第9章 真央霊術院2
『あの…何かあったんですか?』
校舎の入口付近に出来た人だかりに近づき声をかける。
「ん?あぁ、何かよくわかんねーんだけど、特進クラスの生徒が護廷十三隊に引き抜かれたらしいぜ!」
「しかも、まだ一年らしいじゃん!?やばくね!?」
興奮気味にそう言ってその二人は、また人混みの中に戻っていった。
「まさかとは思ったが…」
『ほんと、まさかよね……』
「特進にそんな優秀なやつがいたとは知らなかった」
『そんなこと言って…他のクラスの人どころか、同じクラスの人の名前も覚えてないくせに…』
「ん?そうだったけか?」
『はぁ…それより、こんな所で野次馬してたって何がある訳でもないんだし、教室に戻りましょ』
「それもそうだな〜」
そういって、私たちは人混みを避けて教室まで戻った。
どこか拭いきれない不安に見なかった振りをして。
「みんな例の騒ぎに野次馬しに行ってるから、どこもがらんとしてるな」
『こっちの方が静かでいいわ』
歩きながら会話をする。
「いつもこれくらい静かなら、発明にも集中できんのにな」
『よく言うわ。

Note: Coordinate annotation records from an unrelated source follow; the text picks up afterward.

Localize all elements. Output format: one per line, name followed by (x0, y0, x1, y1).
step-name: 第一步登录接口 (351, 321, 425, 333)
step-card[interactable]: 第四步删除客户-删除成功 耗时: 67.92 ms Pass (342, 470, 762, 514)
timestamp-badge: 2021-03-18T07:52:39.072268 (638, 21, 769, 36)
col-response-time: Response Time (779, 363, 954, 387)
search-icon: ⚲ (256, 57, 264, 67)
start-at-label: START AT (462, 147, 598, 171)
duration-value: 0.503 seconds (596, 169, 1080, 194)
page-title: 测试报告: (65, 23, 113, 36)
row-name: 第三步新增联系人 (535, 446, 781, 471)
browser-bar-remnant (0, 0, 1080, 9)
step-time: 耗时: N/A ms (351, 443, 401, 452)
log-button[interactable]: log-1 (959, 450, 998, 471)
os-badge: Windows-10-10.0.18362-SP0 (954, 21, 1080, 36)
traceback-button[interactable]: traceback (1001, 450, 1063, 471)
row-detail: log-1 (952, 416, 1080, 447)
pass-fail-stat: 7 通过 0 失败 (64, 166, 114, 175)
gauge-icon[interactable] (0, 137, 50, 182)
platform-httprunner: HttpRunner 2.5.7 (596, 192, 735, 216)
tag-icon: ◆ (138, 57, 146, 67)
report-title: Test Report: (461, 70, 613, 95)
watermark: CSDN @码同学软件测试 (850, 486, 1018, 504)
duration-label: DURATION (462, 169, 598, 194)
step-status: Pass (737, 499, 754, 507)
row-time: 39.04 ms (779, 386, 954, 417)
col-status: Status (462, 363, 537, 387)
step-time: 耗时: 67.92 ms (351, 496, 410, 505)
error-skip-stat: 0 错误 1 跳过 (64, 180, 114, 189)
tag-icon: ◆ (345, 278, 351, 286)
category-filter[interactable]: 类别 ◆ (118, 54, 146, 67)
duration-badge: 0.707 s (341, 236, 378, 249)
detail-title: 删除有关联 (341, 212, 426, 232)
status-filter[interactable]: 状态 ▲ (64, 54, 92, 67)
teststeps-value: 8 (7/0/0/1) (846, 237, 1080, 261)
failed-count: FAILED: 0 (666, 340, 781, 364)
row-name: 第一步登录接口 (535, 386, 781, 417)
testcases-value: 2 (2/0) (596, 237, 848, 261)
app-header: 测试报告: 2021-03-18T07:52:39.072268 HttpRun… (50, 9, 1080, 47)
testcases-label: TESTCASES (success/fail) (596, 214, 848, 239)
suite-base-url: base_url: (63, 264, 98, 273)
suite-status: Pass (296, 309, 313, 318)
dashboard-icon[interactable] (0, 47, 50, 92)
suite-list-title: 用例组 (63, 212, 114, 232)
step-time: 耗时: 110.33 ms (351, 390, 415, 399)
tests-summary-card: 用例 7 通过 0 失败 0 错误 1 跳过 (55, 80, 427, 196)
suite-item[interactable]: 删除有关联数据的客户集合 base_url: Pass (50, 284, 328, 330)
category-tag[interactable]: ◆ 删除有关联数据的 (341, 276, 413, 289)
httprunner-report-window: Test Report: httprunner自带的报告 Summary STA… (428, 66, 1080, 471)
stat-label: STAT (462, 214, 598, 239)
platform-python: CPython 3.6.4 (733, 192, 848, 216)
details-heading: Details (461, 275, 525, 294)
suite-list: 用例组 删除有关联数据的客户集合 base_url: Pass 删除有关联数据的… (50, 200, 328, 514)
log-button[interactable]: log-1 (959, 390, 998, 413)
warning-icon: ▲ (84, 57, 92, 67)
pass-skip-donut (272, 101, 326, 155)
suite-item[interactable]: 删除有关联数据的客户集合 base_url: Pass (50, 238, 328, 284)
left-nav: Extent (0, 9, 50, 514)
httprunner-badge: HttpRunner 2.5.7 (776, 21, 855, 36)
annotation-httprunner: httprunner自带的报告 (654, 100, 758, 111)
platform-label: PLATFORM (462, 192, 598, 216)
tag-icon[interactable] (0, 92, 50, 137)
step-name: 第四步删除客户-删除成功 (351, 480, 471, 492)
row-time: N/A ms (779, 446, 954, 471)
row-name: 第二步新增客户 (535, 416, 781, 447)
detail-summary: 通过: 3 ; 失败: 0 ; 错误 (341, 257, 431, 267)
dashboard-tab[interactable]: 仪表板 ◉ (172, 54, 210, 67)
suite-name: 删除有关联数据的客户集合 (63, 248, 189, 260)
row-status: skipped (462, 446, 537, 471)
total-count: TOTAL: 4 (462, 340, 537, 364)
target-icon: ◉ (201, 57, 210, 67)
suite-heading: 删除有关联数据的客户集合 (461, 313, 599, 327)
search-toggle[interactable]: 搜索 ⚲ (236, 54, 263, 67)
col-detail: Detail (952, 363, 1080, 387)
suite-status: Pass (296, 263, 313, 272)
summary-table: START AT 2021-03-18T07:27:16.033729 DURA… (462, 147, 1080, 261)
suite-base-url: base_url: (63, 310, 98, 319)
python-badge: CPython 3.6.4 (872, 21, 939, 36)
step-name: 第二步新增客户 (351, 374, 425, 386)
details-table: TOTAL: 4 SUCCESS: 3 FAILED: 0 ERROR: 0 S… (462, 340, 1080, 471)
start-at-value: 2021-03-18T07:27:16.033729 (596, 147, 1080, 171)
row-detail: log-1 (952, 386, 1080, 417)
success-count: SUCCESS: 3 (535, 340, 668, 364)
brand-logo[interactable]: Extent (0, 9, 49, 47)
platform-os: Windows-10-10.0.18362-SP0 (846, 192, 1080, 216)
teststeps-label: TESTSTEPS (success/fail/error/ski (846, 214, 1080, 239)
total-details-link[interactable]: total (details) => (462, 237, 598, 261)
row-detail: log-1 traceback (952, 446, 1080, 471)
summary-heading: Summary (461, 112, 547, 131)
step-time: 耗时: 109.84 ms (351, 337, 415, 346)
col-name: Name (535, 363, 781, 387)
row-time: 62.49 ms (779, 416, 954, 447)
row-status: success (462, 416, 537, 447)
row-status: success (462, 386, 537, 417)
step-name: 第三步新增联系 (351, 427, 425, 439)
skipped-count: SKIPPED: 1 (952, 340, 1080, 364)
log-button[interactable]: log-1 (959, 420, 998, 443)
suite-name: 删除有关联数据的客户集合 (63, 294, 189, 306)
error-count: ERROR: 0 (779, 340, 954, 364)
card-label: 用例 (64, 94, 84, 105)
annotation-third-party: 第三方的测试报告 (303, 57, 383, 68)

いっつも、どれだけ大きな声で話しかけたって気づかないくせに…』
「…………」
私の台詞に阿近は少しバツが悪そうな顔をした。
他愛もない会話をしながら、教室まで伸びる廊下を歩いていたとき。
『なんの音…?』
バタバタと何かが廊下を走っているような音がする。
その音はだんだんとこちらに近づいてきたかと思うと、私たちのすぐ目の前の曲がり角を曲がって現れた。